Dünyanın sonundaki Şili fiyortları veya gezegen labirenti

Anonim

Alberto de Agostini Ulusal Parkı

Alberto de Agostini Ulusal Parkı

Bir süre önce şunu yazmıştım: "iki Patagonyalar : bir –Arjantin– düz, kurak, neredeyse sonsuzdur. Diğeri –Şili– şiddetli, pürüzlü, hayat dolu ". Gezegendeki en muhteşem rotalardan biri hakkında konuşmak için yaptım: Carretera Austral. O zaman hikayemde daha ileri gitmek, üstesinden gelmek istedim. Koyu Tortel , yolun güney sınırında binlerce yürüyüş yolu bulunan kasaba, mümkünse daha da vahşi bir bölge gösteriyor.

Bugün nihayet bunu söyleme günü geldi. Dünyanın sonundaki Şili fiyortları hakkında , gezegendeki en büyüleyici yerlerden biri.

ŞİLİ'NİN GÜNEYİNDE BİR LABİRENT

Gökyüzünden bakıldığında, öyle görünüyor sanki yer yarıldı . Bu, binlerce kilometreden fazla uzanan bölgedir. Caleta Tortel'den Cape Horn'a , Amerika kıtasının güney ucunda. Bu, güney Şili'deki kanalların ve fiyortların deniz ekolojik bölgesi, otantik (ve boktan) bir gezegen labirenti olarak adlandırılan sistemdir.

Caleta Tortel'den başlıyoruz

Caleta Tortel'den başlıyoruz

Macellan/Elcano seferinin uzun süredir ıstırap çeken denizcileri de bunu düşünmüş olmalı – “berbat” şey, gezegenin çevresini ilk dolaşan ve aynı şekilde, Kasım 1520'de bu deniz kanalları arapsaçını geçerken. Gerçekte, sadece bir kısmını yelken açsalar da, yolculuklarına devam etmek için buldukları kısayol sayesinde, Macellan Boğazı.

Bu boğazın güneyinde, Avrupalılar hala dağlar, denizler ve buzullardan oluşan bir labirentten geçmek zorundaydılar. Alberto de Agostini Ulusal Parkı – ve dünyanın bu bölgesinin diğer büyük boğazı: Beagle veya Onashaga kanalı , bölgenin asıl sakinlerinin ona atıfta bulunduğu isim. İlk kez bir Avrupa gemisi olan Beagle of the Beagle tarafından denize açılması 300 yıldan fazla sürdü. Binbaşı Robert Fitz-Roy , 1830'da onu geçti.

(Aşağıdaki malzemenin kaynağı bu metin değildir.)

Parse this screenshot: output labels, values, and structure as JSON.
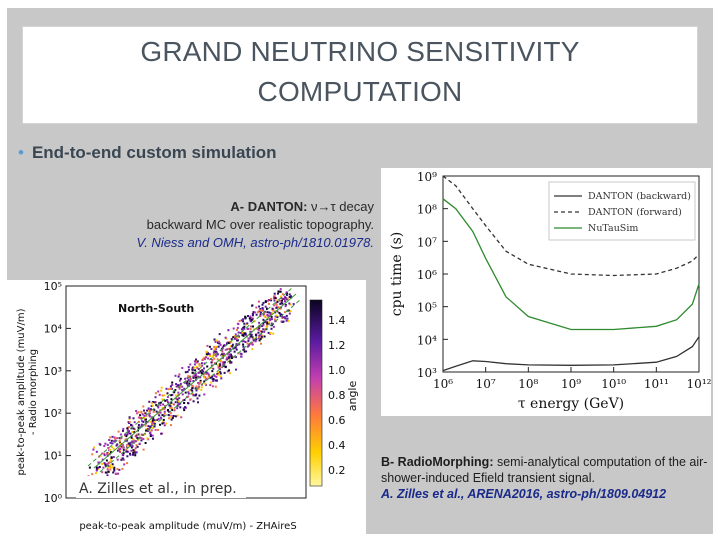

Öyle olsa bile, Macellan Boğazı'nın güneyindeki -sözde Fuegian kanalları- bu bölge çok büyük bir alanı kaplasa da, bütünün ancak üçte birini kaplar. Kuzeye doğru ve Caleta Tortel'e kadar kalan üçte ikisi genişler, bronş ağaçları gibi dallara ayrılan karmaşık bir fiyort ve kanal sistemi . Bu topraklar, bugün işgal edilen topraklardır. Kawésqar Ulusal Parkı ve Bernardo O'Higgins Ulusal Parkı . İkincisi, muazzam bir alandır. güney patagonik buz Antarktika ve Grönland'dan sonra dünyanın üçüncü büyük kıtasal buz uzantısı. 16.800 km²'lik bir alana sahip olan güney tarlası, uzaydan da dahil olmak üzere toplam 49 buzulun koptuğu muazzam bir öncü olarak görülebilir. Perito Moreno , büyük ile karşılaştırıldığında grubun en küçüklerinden biri Viedma , 978 km² veya Pius XI , 1265 km²– ile Antarktika dışındaki güney yarım kürenin en büyüğü.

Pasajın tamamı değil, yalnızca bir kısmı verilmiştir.